As any Delawarean knows, DuPont is a different company today than it was over the last two centuries. Founded in 1803 as the DuPont Company Powder Works located at what is now Hagley Museum and Library in Wilmington, the company was a central part of the Delaware economy from the start. The company developed Freon, nylon, Teflon, Kevlar, Mylar and Lycra over the years (just to name a few), and sponsored Jeff Gordon’s iconic DuPont NASCAR with the Cromax Pro finish.
And it drew lots and lots of employees to Delaware over the years.
Things changed in 2015, when DuPont announced a merger with Dow, creating the largest chemical company (by sales) in the world.
DuPont would no longer be quite as synonymous with Delaware, as the company expanded up, and, in a big way, out of Wilmington. It sold the Hotel du Pont, theDuPont Building and the Nemours Building, all now Buccini/Pollin properties, and the DuPont Country Club, purchased by Ben du Pont and business partner Don Wirth this year.

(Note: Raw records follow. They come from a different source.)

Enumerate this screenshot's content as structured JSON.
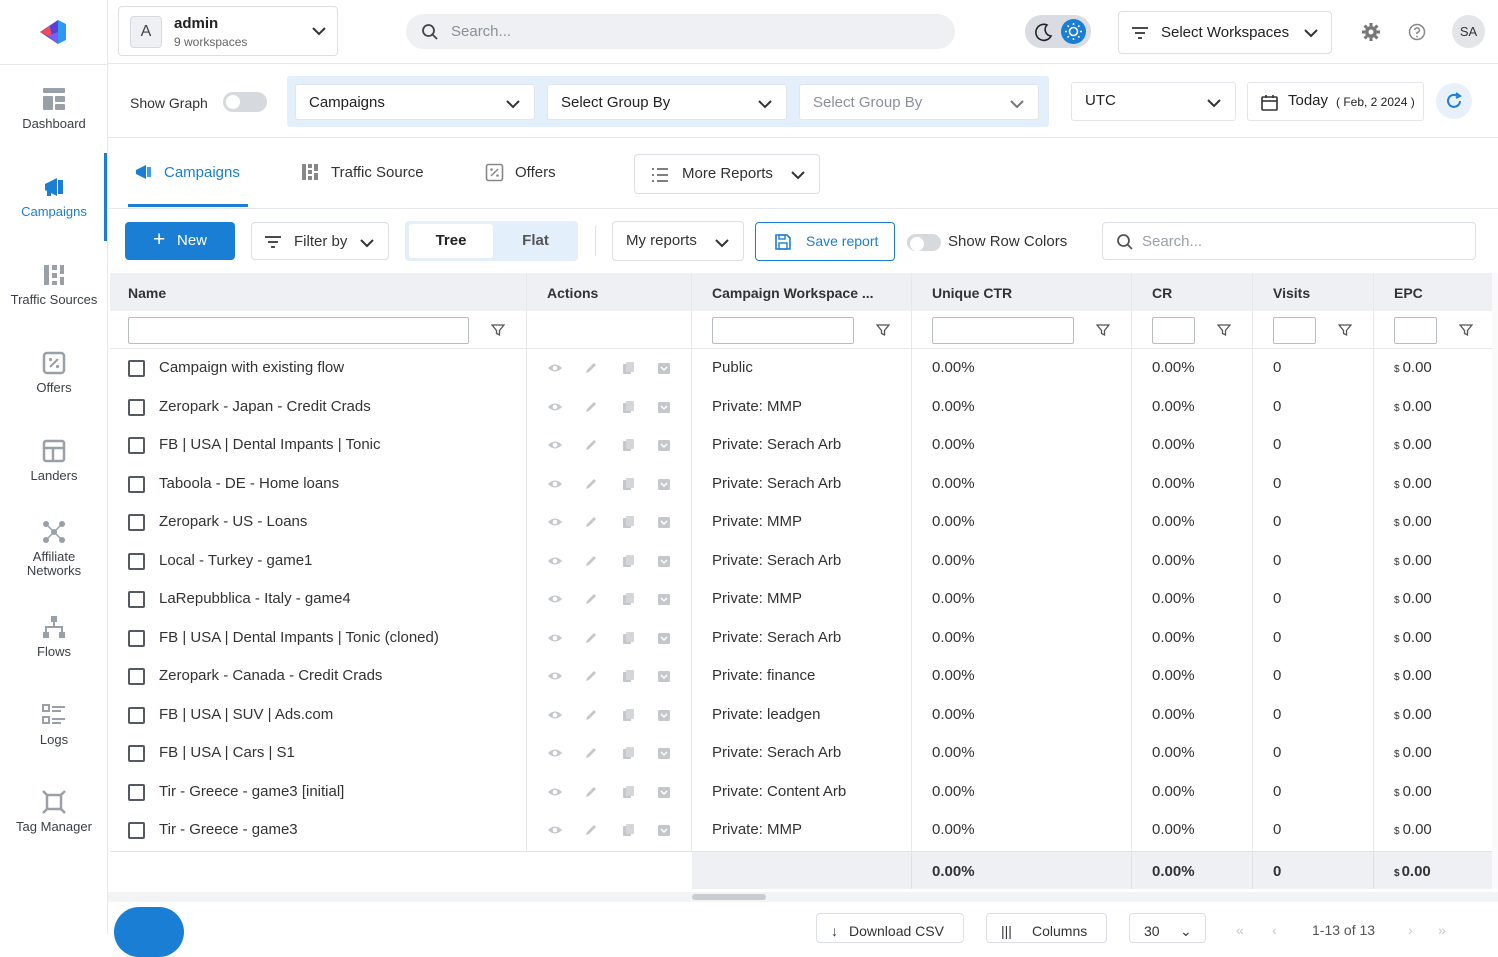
{
  "workspace": {
    "initial": "A",
    "name": "admin",
    "sub": "9 workspaces"
  },
  "top": {
    "search_placeholder": "Search...",
    "select_workspaces": "Select Workspaces",
    "avatar": "SA"
  },
  "sidebar": {
    "items": [
      {
        "label": "Dashboard"
      },
      {
        "label": "Campaigns"
      },
      {
        "label": "Traffic Sources"
      },
      {
        "label": "Offers"
      },
      {
        "label": "Landers"
      },
      {
        "label": "Affiliate Networks"
      },
      {
        "label": "Flows"
      },
      {
        "label": "Logs"
      },
      {
        "label": "Tag Manager"
      }
    ]
  },
  "filters": {
    "show_graph": "Show Graph",
    "group1": "Campaigns",
    "group2": "Select Group By",
    "group3": "Select Group By",
    "timezone": "UTC",
    "date_label": "Today",
    "date_value": "( Feb, 2 2024 )"
  },
  "tabs": {
    "campaigns": "Campaigns",
    "traffic_source": "Traffic Source",
    "offers": "Offers",
    "more_reports": "More Reports"
  },
  "toolbar": {
    "new": "New",
    "filter_by": "Filter by",
    "tree": "Tree",
    "flat": "Flat",
    "my_reports": "My reports",
    "save_report": "Save report",
    "show_row_colors": "Show Row Colors",
    "search_placeholder": "Search..."
  },
  "table": {
    "headers": {
      "name": "Name",
      "actions": "Actions",
      "workspace": "Campaign Workspace ...",
      "ctr": "Unique CTR",
      "cr": "CR",
      "visits": "Visits",
      "epc": "EPC"
    },
    "currency": "$",
    "rows": [
      {
        "name": "Campaign with existing flow",
        "workspace": "Public",
        "ctr": "0.00%",
        "cr": "0.00%",
        "visits": "0",
        "epc": "0.00"
      },
      {
        "name": "Zeropark - Japan - Credit Crads",
        "workspace": "Private: MMP",
        "ctr": "0.00%",
        "cr": "0.00%",
        "visits": "0",
        "epc": "0.00"
      },
      {
        "name": "FB | USA | Dental Impants | Tonic",
        "workspace": "Private: Serach Arb",
        "ctr": "0.00%",
        "cr": "0.00%",
        "visits": "0",
        "epc": "0.00"
      },
      {
        "name": "Taboola - DE - Home loans",
        "workspace": "Private: Serach Arb",
        "ctr": "0.00%",
        "cr": "0.00%",
        "visits": "0",
        "epc": "0.00"
      },
      {
        "name": "Zeropark - US - Loans",
        "workspace": "Private: MMP",
        "ctr": "0.00%",
        "cr": "0.00%",
        "visits": "0",
        "epc": "0.00"
      },
      {
        "name": "Local - Turkey - game1",
        "workspace": "Private: Serach Arb",
        "ctr": "0.00%",
        "cr": "0.00%",
        "visits": "0",
        "epc": "0.00"
      },
      {
        "name": "LaRepubblica - Italy - game4",
        "workspace": "Private: MMP",
        "ctr": "0.00%",
        "cr": "0.00%",
        "visits": "0",
        "epc": "0.00"
      },
      {
        "name": "FB | USA | Dental Impants | Tonic (cloned)",
        "workspace": "Private: Serach Arb",
        "ctr": "0.00%",
        "cr": "0.00%",
        "visits": "0",
        "epc": "0.00"
      },
      {
        "name": "Zeropark - Canada - Credit Crads",
        "workspace": "Private: finance",
        "ctr": "0.00%",
        "cr": "0.00%",
        "visits": "0",
        "epc": "0.00"
      },
      {
        "name": "FB | USA | SUV | Ads.com",
        "workspace": "Private: leadgen",
        "ctr": "0.00%",
        "cr": "0.00%",
        "visits": "0",
        "epc": "0.00"
      },
      {
        "name": "FB | USA | Cars | S1",
        "workspace": "Private: Serach Arb",
        "ctr": "0.00%",
        "cr": "0.00%",
        "visits": "0",
        "epc": "0.00"
      },
      {
        "name": "Tir - Greece - game3 [initial]",
        "workspace": "Private: Content Arb",
        "ctr": "0.00%",
        "cr": "0.00%",
        "visits": "0",
        "epc": "0.00"
      },
      {
        "name": "Tir - Greece - game3",
        "workspace": "Private: MMP",
        "ctr": "0.00%",
        "cr": "0.00%",
        "visits": "0",
        "epc": "0.00"
      }
    ],
    "totals": {
      "ctr": "0.00%",
      "cr": "0.00%",
      "visits": "0",
      "epc": "0.00"
    }
  },
  "footer": {
    "download_csv": "Download CSV",
    "columns": "Columns",
    "page_size": "30",
    "range": "1-13 of 13"
  },
  "colors": {
    "accent": "#1a7fd4",
    "header_bg": "#eef0f3"
  }
}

While the company hasn’t left Delaware entirely, it’s less concentrated in Wilmington as it spreads itself out globally. And the new global brand has a new logo, for the first time since 19o7:
Welcome to a future that's wide open! Today we take an important step on our journey to becoming a new DuPont with a fresh brand identity and logo. Learn more https://t.co/Ccl9b48pmi #makersofnew #NewDuPont pic.twitter.com/esHgkOnf7a
— DuPont (@DuPont_News) October 3, 2018
OK, it doesn’t look that different, but it’s definitely not the same logo.
The biggest difference? DuPont is no longer represented as two words (and as any kid who went to a middle or high school named after Alexis I. or Henry B. or Pierre S. will tell you, the famous surname is spelled du Pont, lowercase “d” and a space after the “u”), but it’s the one-word DuPont that has been the company name for years. It’s clean and almost retro-space age, with its mid-mod looking half-ovals on the ends.
The DuPont Company we knew is officially gone, for better or worse.